Acoustic Emission Waves Propagation in Rubberized Concrete under Special Monitoring Conditions

This study investigates the change in the acoustic emission (AE) parameters emitted in rubberized concrete under abrasion action at a sub-freezing temperature (-20 degrees C). Seven concrete mixtures were developed with two coarse-to-fine aggregate ratios (C/F) (2.0 and 0.7), various crumb rubber (CR) content (0%, 10%, 20%, and 30%), and different rubber particle sizes [4.5 mm CR and 0.4 mm powder rubber (PR)]. Rotating cutter tests were conducted on three 100 mm cubic samples from each mixture at -20 degrees C and 25 degrees C while monitored via an AE system.
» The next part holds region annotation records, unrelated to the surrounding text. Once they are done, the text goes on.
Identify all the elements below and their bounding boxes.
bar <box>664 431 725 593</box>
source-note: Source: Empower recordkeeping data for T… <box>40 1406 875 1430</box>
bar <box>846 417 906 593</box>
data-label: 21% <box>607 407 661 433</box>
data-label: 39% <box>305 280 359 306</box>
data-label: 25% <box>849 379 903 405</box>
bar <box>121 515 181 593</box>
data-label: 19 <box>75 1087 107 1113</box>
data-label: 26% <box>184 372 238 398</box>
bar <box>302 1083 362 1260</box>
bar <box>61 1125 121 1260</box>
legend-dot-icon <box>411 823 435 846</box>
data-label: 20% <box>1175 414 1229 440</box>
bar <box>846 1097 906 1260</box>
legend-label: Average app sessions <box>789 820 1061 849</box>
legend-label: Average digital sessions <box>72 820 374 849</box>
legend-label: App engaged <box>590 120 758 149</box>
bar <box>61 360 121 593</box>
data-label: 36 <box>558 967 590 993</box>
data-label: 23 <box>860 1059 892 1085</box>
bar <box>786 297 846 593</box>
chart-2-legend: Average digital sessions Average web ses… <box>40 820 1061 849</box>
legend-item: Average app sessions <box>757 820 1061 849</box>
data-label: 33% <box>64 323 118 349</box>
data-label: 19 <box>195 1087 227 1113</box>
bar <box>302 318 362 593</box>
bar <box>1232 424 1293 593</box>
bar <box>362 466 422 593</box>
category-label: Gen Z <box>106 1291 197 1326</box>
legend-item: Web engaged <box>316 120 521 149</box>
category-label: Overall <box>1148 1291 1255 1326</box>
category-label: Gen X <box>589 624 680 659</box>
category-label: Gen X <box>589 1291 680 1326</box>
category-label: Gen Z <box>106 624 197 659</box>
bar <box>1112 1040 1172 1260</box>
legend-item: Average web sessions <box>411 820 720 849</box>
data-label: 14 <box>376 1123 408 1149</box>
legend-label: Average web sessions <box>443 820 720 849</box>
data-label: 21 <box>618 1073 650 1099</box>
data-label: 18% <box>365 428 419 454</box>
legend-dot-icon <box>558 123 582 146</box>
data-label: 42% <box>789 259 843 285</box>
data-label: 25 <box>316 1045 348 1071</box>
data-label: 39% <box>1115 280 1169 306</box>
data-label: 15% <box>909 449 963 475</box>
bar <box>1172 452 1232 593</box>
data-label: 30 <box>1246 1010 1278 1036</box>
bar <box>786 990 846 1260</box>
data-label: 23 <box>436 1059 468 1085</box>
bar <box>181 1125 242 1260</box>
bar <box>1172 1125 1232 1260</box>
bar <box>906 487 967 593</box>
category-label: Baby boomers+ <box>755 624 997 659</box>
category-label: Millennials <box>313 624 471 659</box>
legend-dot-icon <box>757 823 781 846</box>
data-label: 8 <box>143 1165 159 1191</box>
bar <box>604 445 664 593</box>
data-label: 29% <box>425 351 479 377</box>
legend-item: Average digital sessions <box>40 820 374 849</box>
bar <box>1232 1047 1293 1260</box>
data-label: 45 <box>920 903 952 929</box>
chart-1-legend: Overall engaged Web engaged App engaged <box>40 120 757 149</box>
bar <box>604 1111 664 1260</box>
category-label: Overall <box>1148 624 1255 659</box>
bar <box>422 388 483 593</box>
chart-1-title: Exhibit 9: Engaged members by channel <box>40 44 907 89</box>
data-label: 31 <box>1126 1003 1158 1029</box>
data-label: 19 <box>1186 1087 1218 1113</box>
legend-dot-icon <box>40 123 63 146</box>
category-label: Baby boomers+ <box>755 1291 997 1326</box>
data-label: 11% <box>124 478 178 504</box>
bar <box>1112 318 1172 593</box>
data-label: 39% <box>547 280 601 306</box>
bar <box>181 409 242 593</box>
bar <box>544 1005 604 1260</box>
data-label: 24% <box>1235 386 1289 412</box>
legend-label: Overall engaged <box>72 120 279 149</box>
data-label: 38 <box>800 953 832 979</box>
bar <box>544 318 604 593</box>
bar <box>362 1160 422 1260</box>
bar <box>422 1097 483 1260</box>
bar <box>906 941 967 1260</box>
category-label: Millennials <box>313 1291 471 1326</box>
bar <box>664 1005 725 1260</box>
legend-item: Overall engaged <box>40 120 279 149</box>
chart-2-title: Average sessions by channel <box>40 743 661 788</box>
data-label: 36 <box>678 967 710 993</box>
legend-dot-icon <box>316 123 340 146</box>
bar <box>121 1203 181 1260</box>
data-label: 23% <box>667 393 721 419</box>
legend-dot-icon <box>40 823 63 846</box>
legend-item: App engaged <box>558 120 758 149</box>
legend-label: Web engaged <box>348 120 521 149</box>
AE parameters such as amplitude, number of hits, and signal strength were collected and underwent two parameter-based analyses: b-value and intensity analysis approaches, resulting in three additional parameters: b-value, severity (Sr), and the historic index [H(t)]. Results showed that testing concrete samples under abrasion at cold temperature,-20 degrees C, resulted in a decrease in the emitted number of hits, cumulative signal strength (CSS), Sr, H(t), and an increase in b-values compared to testing at 25 degrees C. Furthermore, incorporating rubber particles was found to decrease the AE signals' amplitudes significantly at 25 degrees C and slightly at -20 degrees C, which manifested the higher wave attenuation occurrence at ambient temperature compared to cold temperature. AE analysis also showed a decrease in the abrasion resistance for mixtures with higher C/F, higher CR content, and larger rubber particle size. These decreases were more noticeable at 25 degrees C compared to -20 degrees C. Finally, the study developed two damage classification charts to estimate the ranges of abrasion mass loss percentage and wear depth in terms of the intensity analysis parameters: Sr and H(t).